Muss es das neueste Handy immer sofort sein oder kann ich auf das aktuell neueste Modell noch 2 Jahre warten?
Wenn neu alles ist, was das neue Handy bringt, kann es warten. Wenn du mit deinem Handy den ganzen Tag lang Fotos machst und die Kamera 1000x besser ist als die alte, musst du halt mal in dich gehen und feststellen, ob dir die alte Kamera reicht oder ob du dich die nächsten 2 Jahre über deine beschissene Kamera ärgerst. Irrational wird es imho nur dann, wenn du die neue Kamera für Features kaufst, die du gar nicht brauchst oder wenn das Verhältnis zu deinem Budget und deinen sonstigen Luxusausgaben nicht stimmt.
Um das mal am Beispiel zu illustrieren: Ein Freund und du haben eine Sparquote von 25% und insgesamt eine ähnliche Lebenssituation. Du bist beruflich erfolgreicher und verdienst nach 5 Jahren das 2,5-fache während dein Freund nur das 1,5-fache verdient. Dein Freund hat immer noch eine Sparquote von 25% und konnte trotzdem den Konsum um den Faktor 1,5x erhöhen. Was tust du? Erhöhst du deinen Konsum um 2,5x weil du es kannst oder um 1,5x weil es ausreicht?
In letzterem Fall steigt die Sparquote auf 55%. Das zusätzlich Gesparte bringt wieder neu zusätzliches Einkommen. Nochmal 5 Jahre später wieder 2,5x beim Einkommen, wieder 1,5x beim Konsum bringt die Sparquote auf 73%. Obwohl du noch immer den selben Lebensstandard pflegst wie dein Freund ist deine Sparquote fast 3x so hoch.

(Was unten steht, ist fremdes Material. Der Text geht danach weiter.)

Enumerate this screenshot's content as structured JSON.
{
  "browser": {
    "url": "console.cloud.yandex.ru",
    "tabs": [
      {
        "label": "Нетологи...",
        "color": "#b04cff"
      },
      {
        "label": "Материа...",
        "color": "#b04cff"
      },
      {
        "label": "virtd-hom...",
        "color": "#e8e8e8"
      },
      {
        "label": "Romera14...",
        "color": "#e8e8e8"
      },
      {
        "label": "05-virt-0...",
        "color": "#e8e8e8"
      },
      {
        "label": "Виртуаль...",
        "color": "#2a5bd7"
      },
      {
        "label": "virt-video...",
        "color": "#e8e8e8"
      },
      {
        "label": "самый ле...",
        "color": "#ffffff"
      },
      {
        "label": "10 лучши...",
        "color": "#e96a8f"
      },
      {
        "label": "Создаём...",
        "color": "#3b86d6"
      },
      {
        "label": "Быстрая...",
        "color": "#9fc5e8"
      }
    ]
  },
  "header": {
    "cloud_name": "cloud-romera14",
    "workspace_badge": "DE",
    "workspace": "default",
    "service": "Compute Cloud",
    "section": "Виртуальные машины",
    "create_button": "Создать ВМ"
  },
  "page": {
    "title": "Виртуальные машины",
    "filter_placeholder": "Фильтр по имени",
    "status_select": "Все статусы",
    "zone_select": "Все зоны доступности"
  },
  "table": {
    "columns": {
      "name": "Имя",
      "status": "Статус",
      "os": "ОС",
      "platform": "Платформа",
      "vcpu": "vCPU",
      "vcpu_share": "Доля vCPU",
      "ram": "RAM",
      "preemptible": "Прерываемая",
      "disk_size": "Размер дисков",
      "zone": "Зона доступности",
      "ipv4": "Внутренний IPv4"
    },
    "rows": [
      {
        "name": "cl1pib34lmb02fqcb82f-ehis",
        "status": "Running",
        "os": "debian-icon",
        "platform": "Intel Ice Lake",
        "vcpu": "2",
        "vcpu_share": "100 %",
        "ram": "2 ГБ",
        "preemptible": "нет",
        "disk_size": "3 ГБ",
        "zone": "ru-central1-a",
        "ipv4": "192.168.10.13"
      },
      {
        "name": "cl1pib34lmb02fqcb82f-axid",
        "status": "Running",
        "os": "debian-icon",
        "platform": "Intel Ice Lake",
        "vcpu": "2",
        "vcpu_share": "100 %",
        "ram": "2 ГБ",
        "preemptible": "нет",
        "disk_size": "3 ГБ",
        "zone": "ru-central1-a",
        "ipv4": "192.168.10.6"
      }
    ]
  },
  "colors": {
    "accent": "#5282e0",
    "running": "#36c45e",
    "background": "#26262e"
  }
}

Ganz pauschal würde ich das nicht beantworten wollen, aber vermutlich handelt der Freund rationaler. Deine Erhöhung der Sparquote bedeutet ja, dass du den Wert zukünftiger Ausgaben höher bewertest als vor deiner Gehaltserhöhung. Das macht meiner Meinung nach nur Sinn, wenn du entweder a) so wenig Geld hattest, dass du kaum sparen konntest b) einen so hohen Lebensstandard hast, dass zusätzliches Geldausgeben dir kaum noch einen zusätzlichen Nutzen bringen c) oder dir das Sicherheitsgefühl durch das gesparte Geld einen so großen Zusatznutzen bringt, das es den Nutzen durch den unmittelbaren Konsum überwiegt.
In deinem Fall ist das Sparen also vermutlich irrational, weil du aktuell viel mehr Nutzen aus höheren Ausgaben ziehst als in der Zukunft, in der du ja (absehbar?) ein noch viel höheres Einkommen hast und entsprechend die vorher hart ersparte Summe kaum Zusatznutzen hat bzw. viel leichter zu ersparen ist.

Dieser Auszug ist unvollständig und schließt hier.